Local family finds canning to not be so ‘scary’
When Terri Longing’s father-in-law, Mike, gave them fresh plums from his orchard, she didn’t know what she was going to do with them.
“I had several big bowls of plums, and there was no way we were going to eat them all,” Terri recalled. “So (my husband) Jeff suggested that I make plum jelly out of them.”
Terri admits the idea of canning was a little scary to her.
“I remember canning being this long drawn out process with a big pot,” Terri said. “I just found it a little intimidating so I’d never tried it.”
At Jeff’s request, Terri said she decided she would give it a try.

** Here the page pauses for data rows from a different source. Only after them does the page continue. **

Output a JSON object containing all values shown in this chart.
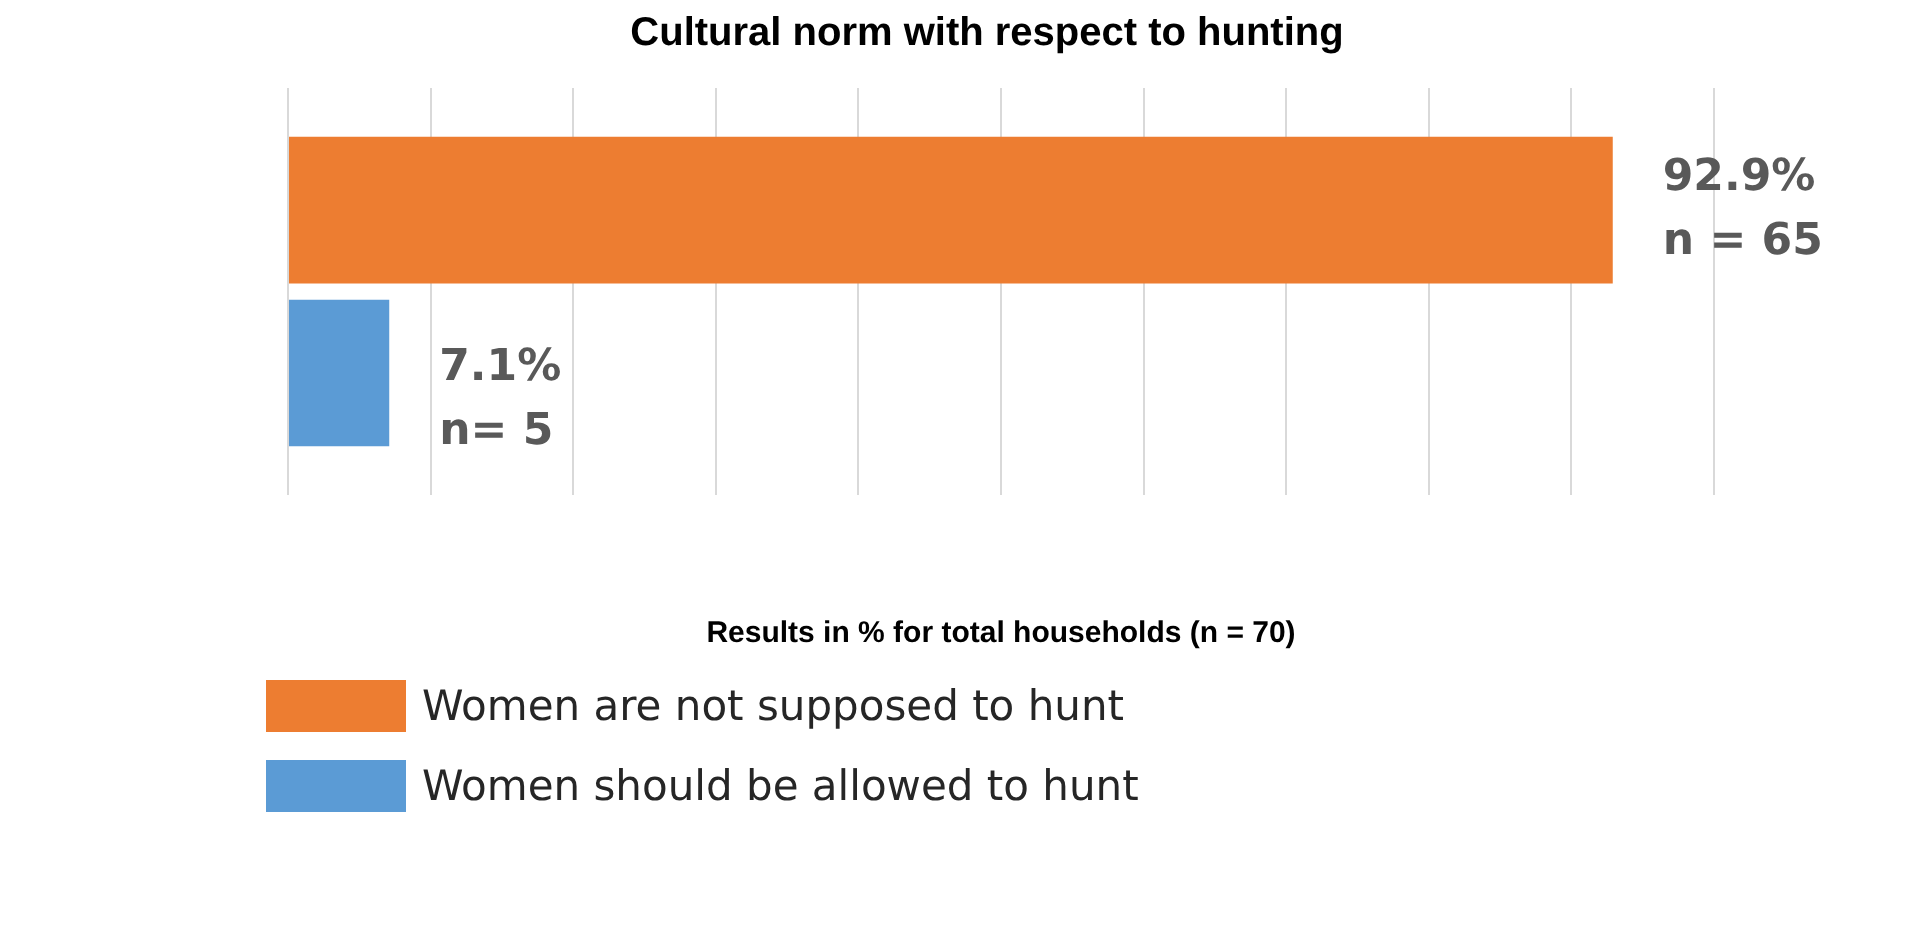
{
  "chart_data": {
    "type": "bar",
    "orientation": "horizontal",
    "title": "Cultural norm with respect to hunting",
    "xlabel": "Results in % for total households (n = 70)",
    "categories": [
      null
    ],
    "series": [
      {
        "name": "Women are not supposed to hunt",
        "color": "#ed7d31",
        "values": [
          92.9
        ],
        "value_labels": [
          "92.9%\nn = 65"
        ]
      },
      {
        "name": "Women should be allowed to hunt",
        "color": "#5b9bd5",
        "values": [
          7.1
        ],
        "value_labels": [
          "7.1%\nn= 5"
        ]
      }
    ],
    "xlim": [
      0,
      100
    ],
    "xticks": [
      {
        "value": 0,
        "label": null
      },
      {
        "value": 10,
        "label": null
      },
      {
        "value": 20,
        "label": null
      },
      {
        "value": 30,
        "label": null
      },
      {
        "value": 40,
        "label": null
      },
      {
        "value": 50,
        "label": null
      },
      {
        "value": 60,
        "label": null
      },
      {
        "value": 70,
        "label": null
      },
      {
        "value": 80,
        "label": null
      },
      {
        "value": 90,
        "label": null
      },
      {
        "value": 100,
        "label": null
      }
    ],
    "grid": "x",
    "legend": "bottom left"
  }
}
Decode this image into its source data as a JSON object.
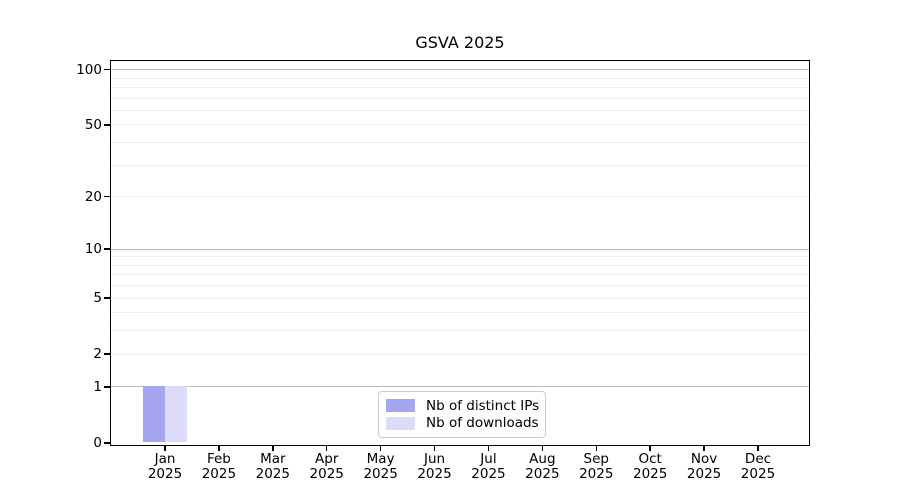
{
  "chart_data": {
    "type": "bar",
    "title": "GSVA 2025",
    "x": [
      "Jan",
      "Feb",
      "Mar",
      "Apr",
      "May",
      "Jun",
      "Jul",
      "Aug",
      "Sep",
      "Oct",
      "Nov",
      "Dec"
    ],
    "xtick_year": "2025",
    "series": [
      {
        "name": "Nb of distinct IPs",
        "color": "#a5a5f0",
        "values": [
          1,
          0,
          0,
          0,
          0,
          0,
          0,
          0,
          0,
          0,
          0,
          0
        ]
      },
      {
        "name": "Nb of downloads",
        "color": "#dcdcf8",
        "values": [
          1,
          0,
          0,
          0,
          0,
          0,
          0,
          0,
          0,
          0,
          0,
          0
        ]
      }
    ],
    "yscale": "symlog (log1p)",
    "ylim": [
      0,
      113
    ],
    "ytick_values": [
      0,
      1,
      2,
      5,
      10,
      20,
      50,
      100
    ],
    "ytick_labels": [
      "0",
      "1",
      "2",
      "5",
      "10",
      "20",
      "50",
      "100"
    ],
    "major_gridlines": [
      1,
      10,
      100
    ],
    "minor_gridlines": [
      2,
      3,
      4,
      5,
      6,
      7,
      8,
      9,
      20,
      30,
      40,
      50,
      60,
      70,
      80,
      90
    ],
    "grid": true,
    "legend_position": "lower center",
    "colors": {
      "grid_major": "#bdbdbd",
      "grid_minor": "#ededed",
      "axis": "#000000",
      "text": "#000000",
      "bar_distinct_ips": "#a5a5f0",
      "bar_downloads": "#dcdcf8"
    }
  }
}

“We went to Atwoods and got all the stuff to do it with,” she said. “I think the pot cost like $25 so it’s very affordable, and the jars weren’t really that expensive either.”
Terri said she followed the instructions that came with her cooker during her first attempt/.
“I basically just followed these instructions,” she said. “They have how to do it, step by step instructions in there.”
Terri said what she didn’t learn from her instructions, she quickly picked up from her friend, Google.
“I did a little research on the Internet too,” she said.
Terri found her first batch of jelly to be time consuming because she opted not to use pectin in it.
“I didn’t use the pectin the first time so I had to go through several rounds of boiling and cooling to get it right,” she said. “It took me all day to do it.”
After experiencing the long, drawn out process of making jelly without pectin, Terri decided to go with using pectin, which is an agent that makes the ingredients gel to a jelly-like consistency.
“Once I started using the pectin, each batch only took about 15 minutes,” she said. “The directions said 10 but I left mine in there for 15 just to be sure the jars were sealed good.”
Terri said every jar sealed perfectly and there were no problems with her jelly.
Still, she explained, the jars without the pectin did have the same consistency as the jars with the pectin it just took it longer to get there.
Terri also got fresh blueberries from her father-in-law’s orchard. She decided to freeze them, but she learned there’s a trick to freezing blueberries as well.
“I put a picture of my blueberries on Facebook, and (a friend) commented and told me not to wash them before I froze them, “ she explained. “Apparently, if you wash them before you freeze them, they get soggy.”
The Longings also have a garden at their home. Once the tomatoes are ripe, Terri plans to blanch, cut and freeze them as well.
“It’s amazing how much money you can save by canning and freezing your own fruit and vegetables,” she said.
While she isn’t committing to canning everything she has in abundance, Terri said this experience has made her see that canning isn’t quite as intimidating as she once thought it was.